Stayed in a temple in Northwest Kyoto, went to a wedding at Heian Jingu (Shinto shrine), temple-hopped all over Kyoto, rode the Shinkansen (and every other form of public transportation), bathed in an onsen (hot springs) in Kurama just outside Kyoto, saw Geishas and Maiko in Gion, and ate A LOT of daifuku.
It is no more expensive than NYC (or any urban American center) and ten times cleaner and safer. I never felt threatened or unsafe. The one major hurdle is that most things are written in Kanji (street signs, menus) and that really limited us when we weren’t with a Kanji-reading friend. It is however, totally possible to communicate by pointing and sign language and the friend I was with spoke no Japanese at all, but my basic grasp of Japanese helped a lot.

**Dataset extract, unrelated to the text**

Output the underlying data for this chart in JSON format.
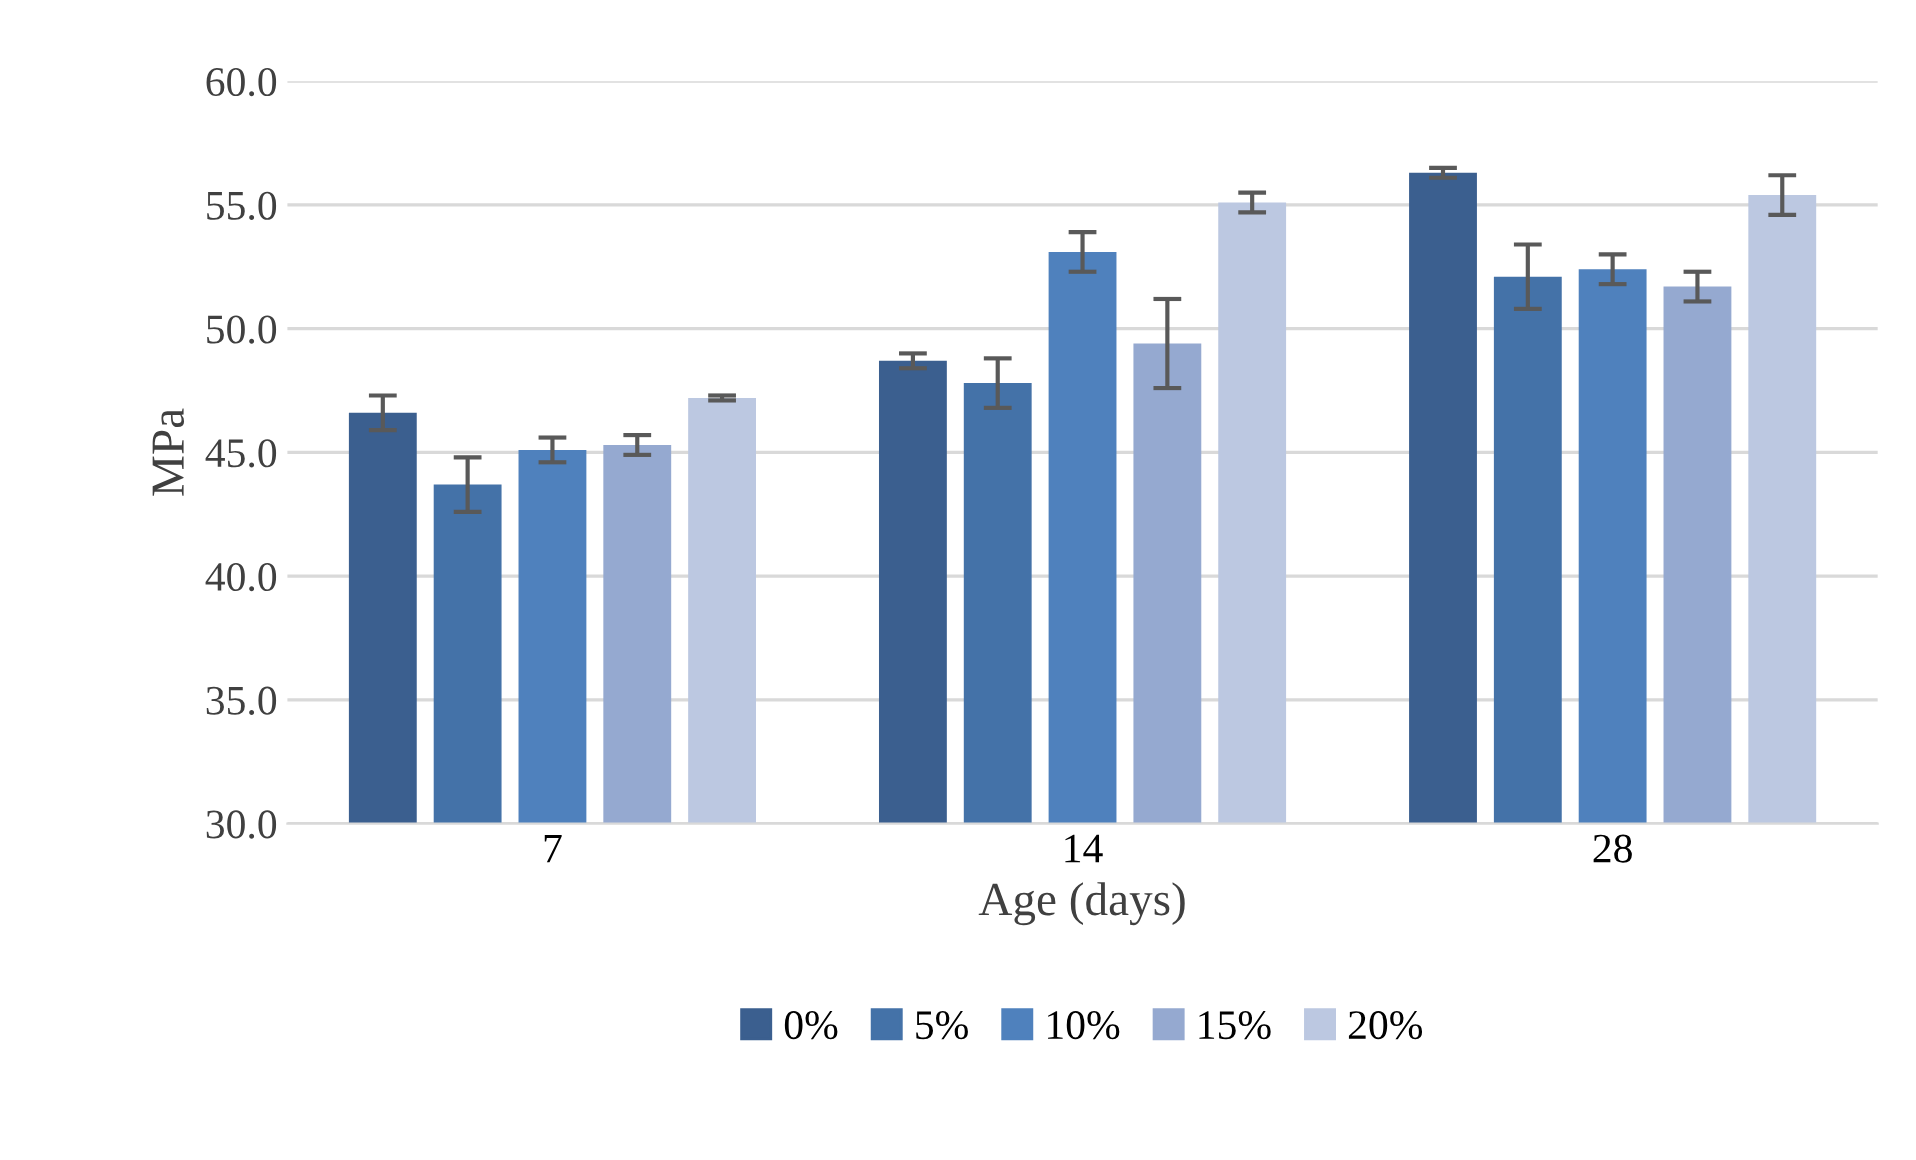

Resources I used: Rough Guide to Japan, Lonely Planet’s Kyoto book, local maps (from tourist info center on 9th floor of Kyoto Station) and a Japanese phrase book. All were crucial except the phrase book. Maps especially. Kyoto and most of Japan runs exceptionally smoothly, but a lot of signs are in Kanji and orienting myself, even just getting used to the street names without them all sounding alike, took a little while.
To anyone considering travel to Kyoto, and who doesn’t need high tech accommodations, I strongly recommend researching temple lodgings (shokubo). we stayed for approx USD $45/ night. I woke 5:30am a few mornings to the sound of bells ringing and bicycled down a path in our temple complex to witness monk’s chanting and locals praying. It was truly the best Japan experience.
The most expensive part is the flight but even with that you can get a $600 USD RT (according to one American we met who’d been living in Tokyo for 18 years).